Mississippi’s Reason: “Our position is thoroughly identified with the institution of slavery—the greatest material interest of the world. Its labor supplies the product which constitutes by far the largest and most important portions of commerce of the earth. These products are peculiar to the climate verging on the tropical regions, and by an imperious law of nature, none but the black race can bear exposure to the tropical sun. These products have become necessities of the world, and a blow at slavery is a blow at commerce and civilization. That blow has been long aimed at the institution, and was at the point of reaching its consummation. There was no choice left us but submission to the mandates of abolition, or a dissolution of the Union, whose principles had been subverted to work out our ruin…”
Louisiana’s Reason: “As a separate republic, Louisiana remembers too well the whisperings of European diplomacy for the abolition of slavery in the times of annexation not to be apprehensive of bolder demonstrations from the same quarter and the North in this country. The people of the slave holding States are bound together by the same necessity and determination to preserve African slavery.”

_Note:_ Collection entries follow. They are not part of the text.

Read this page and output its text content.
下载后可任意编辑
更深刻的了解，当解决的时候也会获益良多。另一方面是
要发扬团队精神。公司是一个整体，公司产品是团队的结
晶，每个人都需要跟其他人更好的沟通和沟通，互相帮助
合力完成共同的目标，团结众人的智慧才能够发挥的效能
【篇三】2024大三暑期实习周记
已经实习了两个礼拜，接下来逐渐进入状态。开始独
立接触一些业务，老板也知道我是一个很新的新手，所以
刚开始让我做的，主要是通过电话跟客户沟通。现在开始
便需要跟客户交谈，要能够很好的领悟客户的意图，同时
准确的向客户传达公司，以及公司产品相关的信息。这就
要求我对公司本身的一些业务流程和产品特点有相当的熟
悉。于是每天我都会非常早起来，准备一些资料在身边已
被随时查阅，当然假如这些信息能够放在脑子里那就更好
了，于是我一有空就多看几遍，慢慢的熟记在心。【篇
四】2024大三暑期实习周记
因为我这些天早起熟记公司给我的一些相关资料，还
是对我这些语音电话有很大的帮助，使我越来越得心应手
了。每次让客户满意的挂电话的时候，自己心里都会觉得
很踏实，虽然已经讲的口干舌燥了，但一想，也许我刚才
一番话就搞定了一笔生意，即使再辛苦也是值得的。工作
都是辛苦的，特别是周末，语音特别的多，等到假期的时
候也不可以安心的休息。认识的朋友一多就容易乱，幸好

Alabama’s Reason: “Upon the principles then announced by Mr. Lincoln and his leading friends, we are bound to expect his administration to be conducted. Hence it is, that in high places, among the Republican party, the election of Mr. Lincoln is hailed, not simply as it change of Administration, but as the inauguration of new principles, and a new theory of Government, and even as the downfall of slavery. Therefore it is that the election of Mr. Lincoln cannot be regarded otherwise than a solemn declaration, on the part of a great majority of the Northern people, of hostility to the South, her property and her institutions—nothing less than an open declaration of war—for the triumph of this new theory of Government destroys the property of the South, lays waste her fields, and inaugurates all the horrors of a San Domingo servile insurrection, consigning her citizens to assassinations, and. her wives and daughters to pollution and violation, to gratify the lust of half-civilized Africans.”
Texas Reasoning: “…in this free government all white men are and of right ought to be entitled to equal civil and political rights; that the servitude of the African race, as existing in these States, is mutually beneficial to both bond and free, and is abundantly authorized and justified by the experience of mankind, and the revealed will of the Almighty Creator, as recognized by all Christian nations; while the destruction of the existing relations between the two races, as advocated by our sectional enemies, would bring inevitable calamities upon both and desolation upon the fifteen slave-holding states….”
(Quotes pulled from The Atlantic.)
Any person claiming the cause of the Civil War wasn’t slavery, when the seceding states very plainly stated that it was, is either completely ignorant or they are blatant liars still trying to sew the revisionist history of the Southern Lost Cause.
In the end, do I think that the Confederate flag should be made illegal? For private citizens? No. Not at all. Let them fly it. It identifies the racists in our midst and helps us to avoid them. But I also don’t believe businesses should be required to sell it anymore than they should be required to sell Nazi paraphernalia. I also most definitely believe it should not be flown on any government property. If it is a states flag, it needs to be changed, because, as I’ve stated, it is the flag of a traitorous nation that attempted to undermine American values, and it is a symbol of hatred, oppression, and racism. No amount of revisionism will change that fact.